I have come across this concept for the second time now. all of you are boggling. 1) Its always 50 50 and never a 1/3 to 2/3 because Monty is always going to reveal a goat door 2) When Monty gives the choice to switch its is a new option and its probability is independent of the previous choice.
You should have read at least basics of probability, before embarrassing yourself like this. Both doors cannot hold a car equally likely, since one door was picked randomly from player, who don't know where the car is, while the other door was carefully picked by the host, who knows where the car is. "New option" cannot be independent from previous choice since you have picked the door you are staying with in previous choice.
@@max5250 who said I am staying with the previous one. the 1/3 probability of the revealed door is distributed equally on the remaining ones making them 50 50 for my next choice which I can get using a coin flip.
@@muzammalbaig Not 50/50. There are two probabilities to consider before the host even opens a door. The host reveals the other goat when one is picked, and can reveal either goat when the car is picked.
@@muzammalbaig Who said you are staying with the previous door?! Have you even watched the video or read the problem?!!! You can either: - stay with the door you picked, which still holds a car with 33.3% chances - switch to the other door, which holds a car with the remaining 66.6% chances Revealed door holds a car with 0% chance, so even if you would want to split that probability between the other doors (which doesn’t work like that in probability calculation) you would split 0% which is still 0%. If you ask how can that door hold a car with 0% chances, well, host knows what is behind these two doors, so, for him, these two doors are holding a car with 66.6% and 0% chances, respectively.
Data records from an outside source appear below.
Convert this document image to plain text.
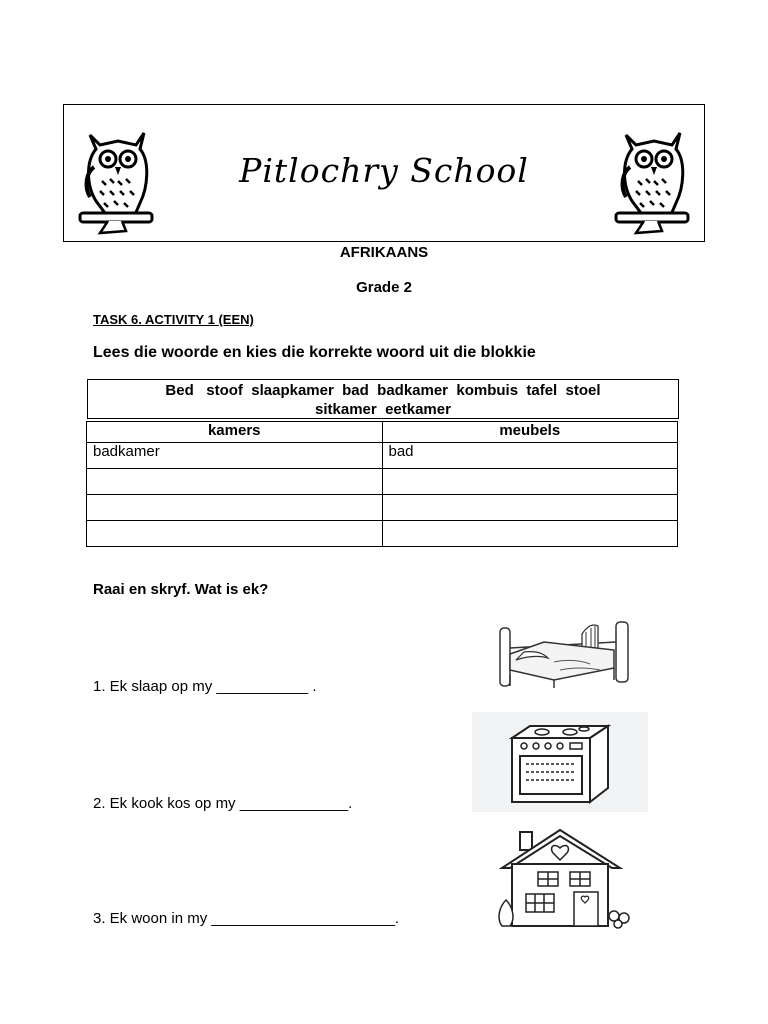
Pitlochry School
AFRIKAANS
Grade 2
TASK 6. ACTIVITY 1 (EEN)
Lees die woorde en kies die korrekte woord uit die blokkie
Bed   stoof  slaapkamer  bad  badkamer  kombuis  tafel  stoel
sitkamer  eetkamer
kamers	meubels
badkamer	bad

Raai en skryf. Wat is ek?
1. Ek slaap op my ___________ .
2. Ek kook kos op my _____________.
3. Ek woon in my ______________________.
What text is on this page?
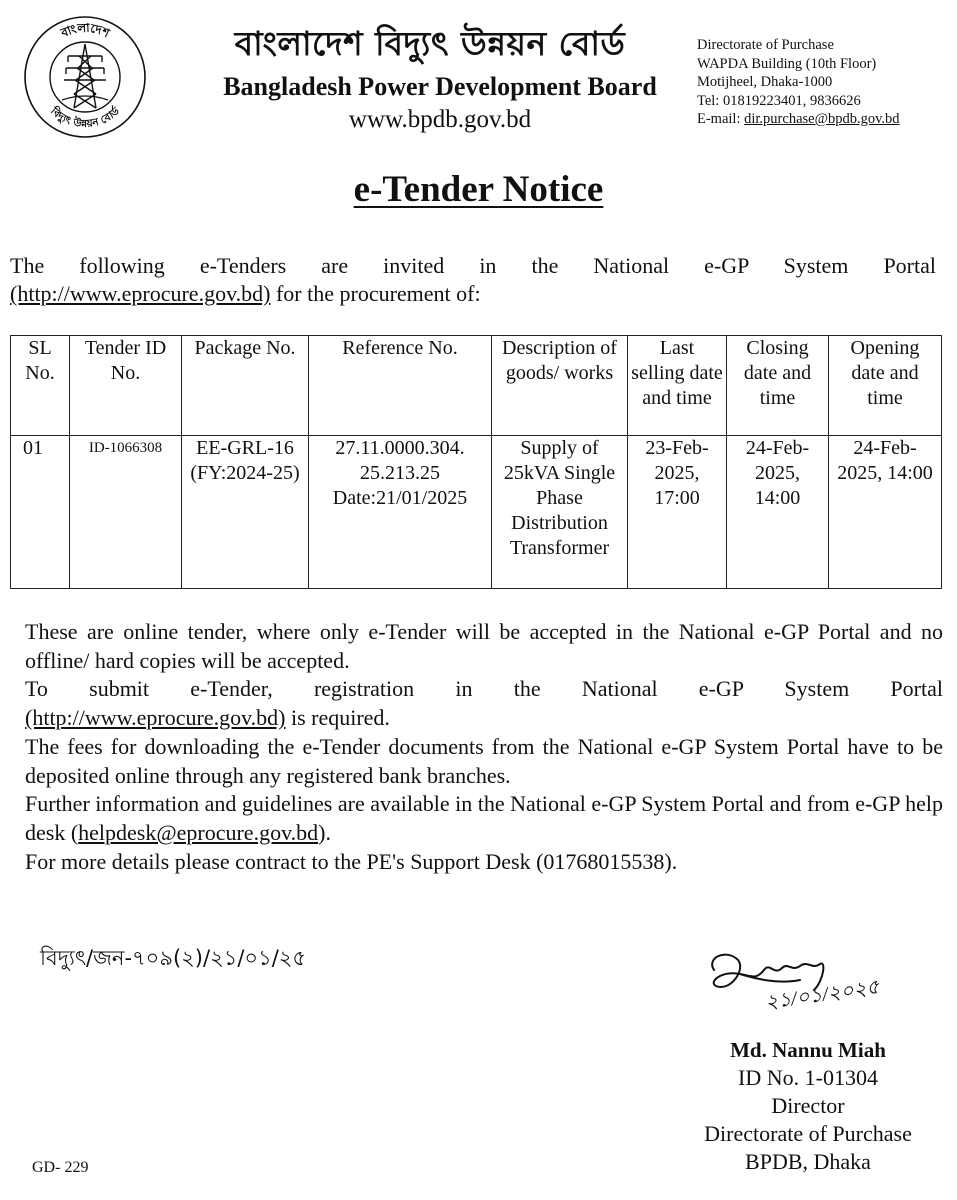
বাংলাদেশ
বিদ্যুৎ উন্নয়ন বোর্ড
বাংলাদেশ বিদ্যুৎ উন্নয়ন বোর্ড
Bangladesh Power Development Board
www.bpdb.gov.bd
Directorate of Purchase
WAPDA Building (10th Floor)
Motijheel, Dhaka-1000
Tel: 01819223401, 9836626
E-mail: dir.purchase@bpdb.gov.bd
e-Tender Notice
The following e-Tenders are invited in the National e-GP System Portal
(http://www.eprocure.gov.bd) for the procurement of:
SL No.	Tender ID No.	Package No.	Reference No.	Description of goods/ works	Last selling date and time	Closing date and time	Opening date and time
01	ID-1066308	EE-GRL-16 (FY:2024-25)	27.11.0000.304. 25.213.25 Date:21/01/2025	Supply of 25kVA Single Phase Distribution Transformer	23-Feb-2025, 17:00	24-Feb-2025, 14:00	24-Feb-2025, 14:00

These are online tender, where only e-Tender will be accepted in the National e-GP Portal and no offline/ hard copies will be accepted.

To submit e-Tender, registration in the National e-GP System Portal
(http://www.eprocure.gov.bd) is required.

The fees for downloading the e-Tender documents from the National e-GP System Portal have to be deposited online through any registered bank branches.

Further information and guidelines are available in the National e-GP System Portal and from e-GP help desk (helpdesk@eprocure.gov.bd).

For more details please contract to the PE's Support Desk (01768015538).

বিদ্যুৎ/জন-৭০৯(২)/২১/০১/২৫
২১/০১/২০২৫
Md. Nannu Miah
ID No. 1-01304
Director
Directorate of Purchase
BPDB, Dhaka
GD- 229
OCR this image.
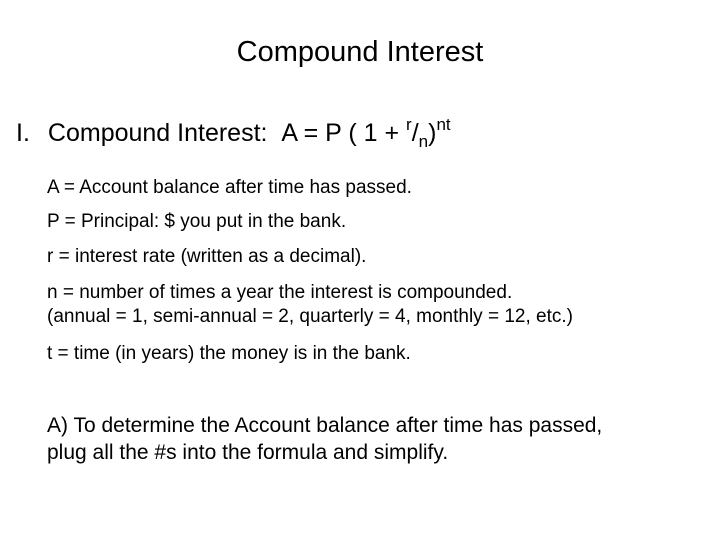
Compound Interest
I. Compound Interest: A = P ( $1 + ^r/_n)^{nt}$
A = Account balance after time has passed.
P = Principal: $ you put in the bank.
r = interest rate (written as a decimal).
n = number of times a year the interest is compounded.
(annual = 1, semi-annual = 2, quarterly = 4, monthly = 12, etc.)
t = time (in years) the money is in the bank.
A) To determine the Account balance after time has passed,
plug all the #s into the formula and simplify.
If that door had a car behind with 33.3% chance, host would reveal a car once in a while, but that never happens.
>never a 1/3 to 2/3 because Monty is always going to reveal a goat door Counter-intuitively that is actually exactly why it's 2/3. It only happens because of the conditional reveal of a goat where the host has to actively avoid revealing a car, unlike a random pick. 2/3rds of the time the host has to actively avoid revealing the car and has to leave the car as the only remaining option to switch to.
I guess It depends on if the person sees the situation as a continuous situation. Once there's a revealed door, the problem starts again : there is a car behind A or B, there is no option C. So it would still just be 50/50. continuous situation wise it's switching doors.
"Once there's a revealed door, the problem starts again" No it doesn't. The contestant picked one of the three doors and the host will open a door that has a goat behind it. So if the probabilities of those two doors are 1/3 and 0 then the only other one must be 2/3.
@@courtofcryptids7626 Assume you stay with your first pick. If your first pick is Goat A, you get Goat A. If your first pick is Goat B, you get Goat B. If your first pick is the car, you get the car. You only win 1 out of 3 games if you stay with your first pick. Switching means the opposite. It's just basic math/logic kids understand. Sadly, it's far too hard for you.